I've never had to drop features to make my Android app target 1.6 either. The widgets that exist only on new versions are things you can quickly design yourself, or just ignore. I typically just ignore them because the regular widgets all still work just fine for 100% of anything I need to program.

Comment Re:Consumers may not notice ... (Score 3, Insightful) 289

As if those older 2.x devices would ever get a 5.x upgrade anyway, so it doesn't really matter. Just target 1.6 or 2.1 and don't worry about it. If you're running into weird issues on certain phones, you're probably programming something too specific, and not doing things right because your code is sloppy or trying to be cute. Program in a more general manner and your app works just fine on all devices.

Comment Re:I disagree (Score 3, Interesting) 289

As a developer, I can say hands down that iOS is WAY more difficult to work with than Android, for completely unrelated reasons. The whole fragmentation thing is more or less something I ignore. You have basically two choices: Program to a older API, and ignore all new features, or, Program to a newer API, and ignore all older phones. I've chosen to always target Android 1.6 and my apps always have no trouble running on new phones. I've seen a feature that only exists in newer APIs that I really can't live without, so I always code around anything that requires 2.2 or 4.0, etc. It's not a big deal at all, and all the documentation is very good about stating which API a function requires, plus the Eclipse IDE will automatically show warnings for anything you try to use if you declared a target API older than something requires.

Comment Re:So what does it cost in USA? (Score 1) 298

Just Internet. No TV, no phone. That's the normal price you pay (after the initial year). Each Comcast market is priced differently, and as far as I know, that's just the normal West Michigan pricing. Charter exists here too, in rural areas, but is mostly on par with dialup as far as I know, has has no overlap with Comcast's territory. Lots of places can get 18 or 24 Mbit from AT&T U-Verse here too, but the pricing isn't going to be much cheaper.

Comment Re:What exactly is this channel? (Score 1) 113

I'm not going to pay money for subtitles. I prefer dubs, and I can already tell there are too many little kids posting in this thread below from the looks of it. Anybody who thinks dubs vs subs is anything more than personal preference and opinions needs to just grow up. I'm not going to argue any more about it, so back to what's important here. The selection on Netflix is limited, and I've watched most everything good there already, so I am looking for more sources (that doesn't involve torrents....), but only if it's in English (meaning dubbed).

Comment Re:Go with usernames. (Score 1) 383

Choosing to name yourself something that doesn't use modern characters (in both cases) is your own fault.
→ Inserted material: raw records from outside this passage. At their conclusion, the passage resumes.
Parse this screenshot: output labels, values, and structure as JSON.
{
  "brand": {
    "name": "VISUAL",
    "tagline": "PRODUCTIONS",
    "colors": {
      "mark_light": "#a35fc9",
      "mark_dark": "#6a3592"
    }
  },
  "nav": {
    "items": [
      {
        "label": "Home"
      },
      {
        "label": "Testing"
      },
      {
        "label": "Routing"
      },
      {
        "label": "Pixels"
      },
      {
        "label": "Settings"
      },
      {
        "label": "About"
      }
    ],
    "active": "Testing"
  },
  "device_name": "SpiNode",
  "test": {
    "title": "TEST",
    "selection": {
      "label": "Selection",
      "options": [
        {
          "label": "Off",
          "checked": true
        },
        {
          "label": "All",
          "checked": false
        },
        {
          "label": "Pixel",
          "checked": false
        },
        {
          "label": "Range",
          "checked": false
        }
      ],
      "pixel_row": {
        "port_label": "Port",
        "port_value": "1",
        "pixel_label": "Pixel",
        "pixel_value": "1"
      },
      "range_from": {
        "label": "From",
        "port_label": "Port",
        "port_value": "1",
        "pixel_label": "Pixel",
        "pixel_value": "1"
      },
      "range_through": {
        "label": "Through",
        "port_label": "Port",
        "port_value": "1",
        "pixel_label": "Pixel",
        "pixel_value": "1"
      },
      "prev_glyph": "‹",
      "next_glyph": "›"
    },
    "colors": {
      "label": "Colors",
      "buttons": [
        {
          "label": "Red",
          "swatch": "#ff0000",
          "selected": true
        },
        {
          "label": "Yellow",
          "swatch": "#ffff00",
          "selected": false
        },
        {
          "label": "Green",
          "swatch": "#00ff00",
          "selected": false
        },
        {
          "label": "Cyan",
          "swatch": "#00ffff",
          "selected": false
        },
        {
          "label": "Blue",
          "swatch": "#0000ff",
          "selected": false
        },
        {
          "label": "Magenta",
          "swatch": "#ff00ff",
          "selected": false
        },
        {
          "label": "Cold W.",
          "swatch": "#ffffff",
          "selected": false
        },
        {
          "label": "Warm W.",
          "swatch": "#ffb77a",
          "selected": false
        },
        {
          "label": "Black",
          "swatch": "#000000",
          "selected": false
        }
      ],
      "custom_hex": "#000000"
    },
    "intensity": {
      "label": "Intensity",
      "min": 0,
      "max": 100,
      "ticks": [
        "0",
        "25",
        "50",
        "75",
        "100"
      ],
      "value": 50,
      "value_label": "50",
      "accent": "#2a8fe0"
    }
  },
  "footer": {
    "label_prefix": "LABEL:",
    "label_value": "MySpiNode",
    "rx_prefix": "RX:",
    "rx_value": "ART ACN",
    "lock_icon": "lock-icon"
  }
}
1 line of UTF-8 characters for "name" should cover everybody who matters. Trying to divide things up into first/last or force any other convention upon names is asking for trouble. (Although it's hilarious how many people's 3rd party form auto-fill software will enter just their first name into the "name" box when purchasing on my website for example...)

Comment Re:TV (Score 1) 146

No, my TV is 200' away and up a floor. There is an Xbox360, and Samsung Blu-ray player. It seems like the TV supports crappy DLNA, which doesn't work with MKV, and the Xbox is useless for anything as long as I'm not going to pay for Gold. The Blu-ray player has 4 built-in features: Youtube, Blockbuster, Netflix, Pandora.